La lyre et la harpe besteht aus einem Präludium und zwölf Sätzen. Saint-Saëns dirigierte die erste Aufführung des Werks in Birmingham im August 1879 mit 500 Musikern. Die Vertonung des Gedichts von Hugo nimmt sich des zentralen Gedankens an, dass wie zu seiner Zeit griechisch-römische und christliche Philosophien nebeneinander existieren können. Das Werk ist für SATB-Chor, SATB-Solisten und grosses Orchester gesetzt. Durch die sorgfältige Verwendung von Tonarten, thematischem Material und Texturen gruppiert Saint-Saëns die einzelnen Abschnitte um Satz 7, der den Text von Harfe und Lyra verbindet und den Mittelpunkt des Werkes darstellt. Präludium, Satz Nr. 7 und der Epilog, in denen das musikalische und poetische Material der konkurrierenden Richtungen zusammengeführt wird, verwirklichen deutlich Hugos Idee, dass die Philosophie von Lyra und Harfe durchaus miteinander leben können.

Saint-Saëns konfrontiert die jeweiligen Sätze der Lyra und der Harfe mit Hilfe von Unterschieden in der Struktur.
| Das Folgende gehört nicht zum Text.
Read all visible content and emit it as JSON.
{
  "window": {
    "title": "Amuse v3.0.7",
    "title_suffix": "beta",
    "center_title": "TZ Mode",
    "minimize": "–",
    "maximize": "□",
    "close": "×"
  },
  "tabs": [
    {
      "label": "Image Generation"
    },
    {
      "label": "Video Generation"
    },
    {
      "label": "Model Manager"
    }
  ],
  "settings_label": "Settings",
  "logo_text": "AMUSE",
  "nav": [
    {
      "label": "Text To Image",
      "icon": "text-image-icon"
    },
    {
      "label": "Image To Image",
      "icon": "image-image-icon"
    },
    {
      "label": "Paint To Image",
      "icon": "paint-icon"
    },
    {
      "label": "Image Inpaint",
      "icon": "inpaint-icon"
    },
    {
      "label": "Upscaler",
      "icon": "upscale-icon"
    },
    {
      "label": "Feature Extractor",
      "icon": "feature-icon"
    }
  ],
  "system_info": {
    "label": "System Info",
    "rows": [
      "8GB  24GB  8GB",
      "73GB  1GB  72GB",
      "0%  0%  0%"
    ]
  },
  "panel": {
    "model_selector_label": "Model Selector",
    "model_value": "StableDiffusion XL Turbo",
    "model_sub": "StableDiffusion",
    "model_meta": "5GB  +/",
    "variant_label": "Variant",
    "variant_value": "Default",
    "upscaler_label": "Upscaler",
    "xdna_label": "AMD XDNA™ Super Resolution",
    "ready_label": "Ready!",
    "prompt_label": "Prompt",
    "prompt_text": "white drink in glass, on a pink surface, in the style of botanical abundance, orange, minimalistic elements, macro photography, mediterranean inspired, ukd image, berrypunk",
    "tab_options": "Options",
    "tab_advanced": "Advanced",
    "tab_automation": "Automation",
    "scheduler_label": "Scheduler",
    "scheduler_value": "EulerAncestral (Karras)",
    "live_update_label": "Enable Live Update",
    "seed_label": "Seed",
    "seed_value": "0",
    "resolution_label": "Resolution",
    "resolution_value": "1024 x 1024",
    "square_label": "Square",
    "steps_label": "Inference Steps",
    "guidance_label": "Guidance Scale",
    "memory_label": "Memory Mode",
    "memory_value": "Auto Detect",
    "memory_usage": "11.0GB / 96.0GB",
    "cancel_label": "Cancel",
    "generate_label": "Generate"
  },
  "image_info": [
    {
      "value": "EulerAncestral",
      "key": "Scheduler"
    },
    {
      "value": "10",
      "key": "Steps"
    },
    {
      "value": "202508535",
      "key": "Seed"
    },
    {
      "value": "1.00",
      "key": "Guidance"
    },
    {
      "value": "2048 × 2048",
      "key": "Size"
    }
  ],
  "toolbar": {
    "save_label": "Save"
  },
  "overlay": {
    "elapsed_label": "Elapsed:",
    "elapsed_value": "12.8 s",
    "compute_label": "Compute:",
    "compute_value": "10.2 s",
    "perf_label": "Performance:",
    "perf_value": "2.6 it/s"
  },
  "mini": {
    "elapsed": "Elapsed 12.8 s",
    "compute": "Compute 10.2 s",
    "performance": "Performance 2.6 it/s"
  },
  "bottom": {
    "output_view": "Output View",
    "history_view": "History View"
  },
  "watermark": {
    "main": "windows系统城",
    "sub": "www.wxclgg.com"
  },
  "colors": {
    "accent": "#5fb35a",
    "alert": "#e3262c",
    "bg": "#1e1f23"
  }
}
Das Präludium in der ABAB-Form konstituiert die strukturelle Zweiteilung, indem es von der Solo-Orgel in den Harfenteilen zu einer dichteren Orchesterstruktur in den Lyrateilen wechselt. Die Harfen-Sätze verwenden eine sparsamere orchestrale Textur. Das Harfen-Thema, das das Präludium eröffnet (Beispiel 1), erklingt leise auf der Solo-Orgel, vielleicht dem Stil der katholischen Kirchenorganisten abgelauscht. Die meisten Harfensätze verzichten auf Chorgesang. Nur einer, Nr. 6, enthält einen Chor, der aber von einem Tenorsolisten unterstützt wird.

Beispiel 1: Präludium, La lyre et la harpe, Orgel, mm. 1-4, „Harfen-Thema“

Das Lyra-Thema (Beispiel 2) erscheint in den Harfen, denn sie kommen der antiken Lyra in der Klangfarbe am nächsten. Saint-Saëns stellt einen strukturellen Kontrast zwischen den Harfen- und Lyra-Sektionen her, indem der Chor mit Ausnahme von zwei Sätzen an allen Lyra-Sätzen beteiligt ist. Diese Verwendung von Chor und einem durchgängig grossen Orchester könnte auf den Eindruck des Komponisten verweisen, dass im griechisch-römischen Theater große Chöre eingesetzt wurden, die ein großes Publikum anzogen.